Objective: To determine whether serum B-type natriuretic peptide measured at rest and peak exercise and DeltaBNP contribute to the predictive value and diagnostic accuracy of exercise test in the diagnosis of myocardial ischemia.
Background: Ventricular myocytes release BNP in response to increased wall stress that occurs in acute ischemia. During exercise testing, transient myocardial ischemia could also cause acute myocardial stress and changes in circulating BNP.
Methods: BNP was measured before and immediately after exercise testing with radionuclide imaging in 203 consecutive subjects referred for chest pain evaluation. Tested subjects were classified as ischemic and non-ischemic based on exercise results, and no ischemia, mild-moderate, and severe ischemia according to perfusion scan results. A logistic regression model, constructed of an ROC and an AUC (area under the curve), was used.
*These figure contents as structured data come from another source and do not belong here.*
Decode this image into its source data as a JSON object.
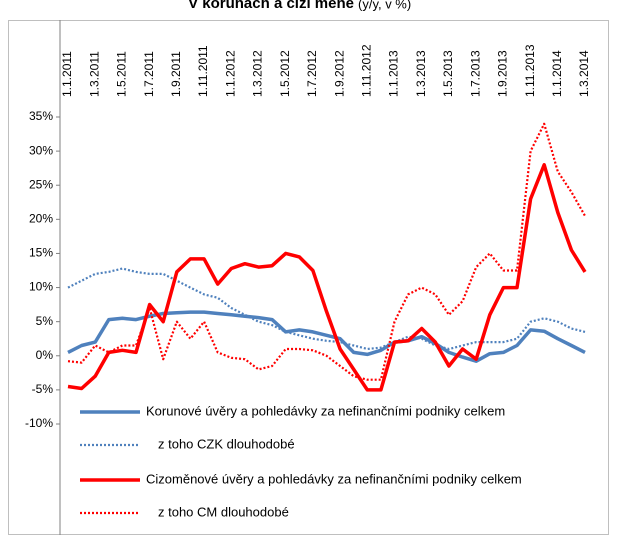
{
  "chart_data": {
    "type": "line",
    "title": "V korunách a cizí měně",
    "subtitle": "(y/y, v %)",
    "categories": [
      "1.1.2011",
      null,
      "1.3.2011",
      null,
      "1.5.2011",
      null,
      "1.7.2011",
      null,
      "1.9.2011",
      null,
      "1.11.2011",
      null,
      "1.1.2012",
      null,
      "1.3.2012",
      null,
      "1.5.2012",
      null,
      "1.7.2012",
      null,
      "1.9.2012",
      null,
      "1.11.2012",
      null,
      "1.1.2013",
      null,
      "1.3.2013",
      null,
      "1.5.2013",
      null,
      "1.7.2013",
      null,
      "1.9.2013",
      null,
      "1.11.2013",
      null,
      "1.1.2014",
      null,
      "1.3.2014"
    ],
    "ylim": [
      -10,
      35
    ],
    "yticks": [
      {
        "value": -10,
        "label": "-10%"
      },
      {
        "value": -5,
        "label": "-5%"
      },
      {
        "value": 0,
        "label": "0%"
      },
      {
        "value": 5,
        "label": "5%"
      },
      {
        "value": 10,
        "label": "10%"
      },
      {
        "value": 15,
        "label": "15%"
      },
      {
        "value": 20,
        "label": "20%"
      },
      {
        "value": 25,
        "label": "25%"
      },
      {
        "value": 30,
        "label": "30%"
      },
      {
        "value": 35,
        "label": "35%"
      }
    ],
    "grid": false,
    "legend": "bottom-left",
    "series": [
      {
        "name": "Korunové úvěry a pohledávky za nefinančními podniky celkem",
        "color": "#4f81bd",
        "dash": "solid",
        "values": [
          0.5,
          1.5,
          2,
          5.3,
          5.5,
          5.3,
          5.8,
          6.2,
          6.3,
          6.4,
          6.4,
          6.2,
          6,
          5.8,
          5.6,
          5.3,
          3.5,
          3.8,
          3.5,
          3,
          2.5,
          0.5,
          0.2,
          0.8,
          2,
          2.2,
          2.8,
          1.8,
          0.5,
          -0.2,
          -0.8,
          0.3,
          0.5,
          1.5,
          3.8,
          3.6,
          2.5,
          1.5,
          0.5
        ]
      },
      {
        "name": "z toho CZK dlouhodobé",
        "color": "#4f81bd",
        "dash": "dotted",
        "values": [
          10,
          11,
          12,
          12.3,
          12.8,
          12.3,
          12,
          12,
          11,
          10,
          9,
          8.5,
          7,
          6,
          5,
          4.5,
          3.5,
          3,
          2.5,
          2.2,
          2,
          1.5,
          1,
          1.2,
          2,
          2.8,
          2.5,
          1.5,
          1,
          1.5,
          2,
          2,
          2,
          2.5,
          5,
          5.5,
          5,
          4,
          3.5
        ]
      },
      {
        "name": "Cizoměnové úvěry a pohledávky za nefinančními podniky celkem",
        "color": "#ff0000",
        "dash": "solid",
        "values": [
          -4.5,
          -4.8,
          -3,
          0.5,
          0.8,
          0.5,
          7.5,
          5,
          12.3,
          14.2,
          14.2,
          10.5,
          12.8,
          13.5,
          13,
          13.2,
          15,
          14.5,
          12.5,
          6.5,
          1,
          -2,
          -5,
          -5,
          2,
          2.2,
          4,
          2,
          -1.5,
          1,
          -0.5,
          6,
          10,
          10,
          23,
          28,
          21,
          15.5,
          12.3
        ]
      },
      {
        "name": "z toho CM dlouhodobé",
        "color": "#ff0000",
        "dash": "dotted",
        "values": [
          -0.8,
          -1,
          1.5,
          0.5,
          1.5,
          1.5,
          7,
          -0.5,
          5,
          2.5,
          5,
          0.5,
          -0.3,
          -0.5,
          -2,
          -1.5,
          1,
          1,
          0.8,
          0,
          -1.5,
          -3,
          -3.5,
          -3.5,
          5,
          9,
          10,
          9,
          6,
          8,
          13,
          15,
          12.5,
          12.5,
          30,
          34,
          27,
          24,
          20.5
        ]
      }
    ]
  }
}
Results: Ischemic ECG changes (> or =1 mm, horizontal S-T shift) were detected in the treadmill exercise test in 127 subjects (62.6%), and 76 (37.4%) had neither ST segment shift nor chest pain. Baseline BNP was higher in the ischemic group compared to the non-ischemic group (p=0.044); peak BNP was also higher in the ischemic group (p=0.025), as was DeltaBNP (p=0.0126). Of these 127 subjects, 106 (52% of all) had abnormal perfusion scan results. In the ischemic group, the median baseline, peak exercise BNP, and DeltaBNP values from baseline to peak were higher than in the non-ischemic group. In the severe ischemic group these variables were approximately three-fold higher than in the mild-moderate ischemic group (p<0.0001 for baseline; p<0.0001 for peak; and p<0.0001 for DeltaBNP). Rest, peak exercise, and DeltaBNP values were significantly higher in patients with previous myocardial infarction (p<0.001) and in patients treated with beta blockers; peak exercise BNP was higher in hypertensives and diabetics (p<0.05). The ROC convergence model showed that the AUC for peak-exercise BNP was best able to discriminate and predict severe ischemia and no ischemia, while DeltaBNP from rest to peak exercise discriminated best between mild-moderate and severe ischemia.
Conclusions: Peak exercise BNP and DeltaBNP improved the sensitivity, specificity, positive likelihood ratio, predictive value, and diagnostic accuracy of severe ischemia detection during an exercise test. The contribution of BNP determination during exercise was, however, less impressive than previously reported by others.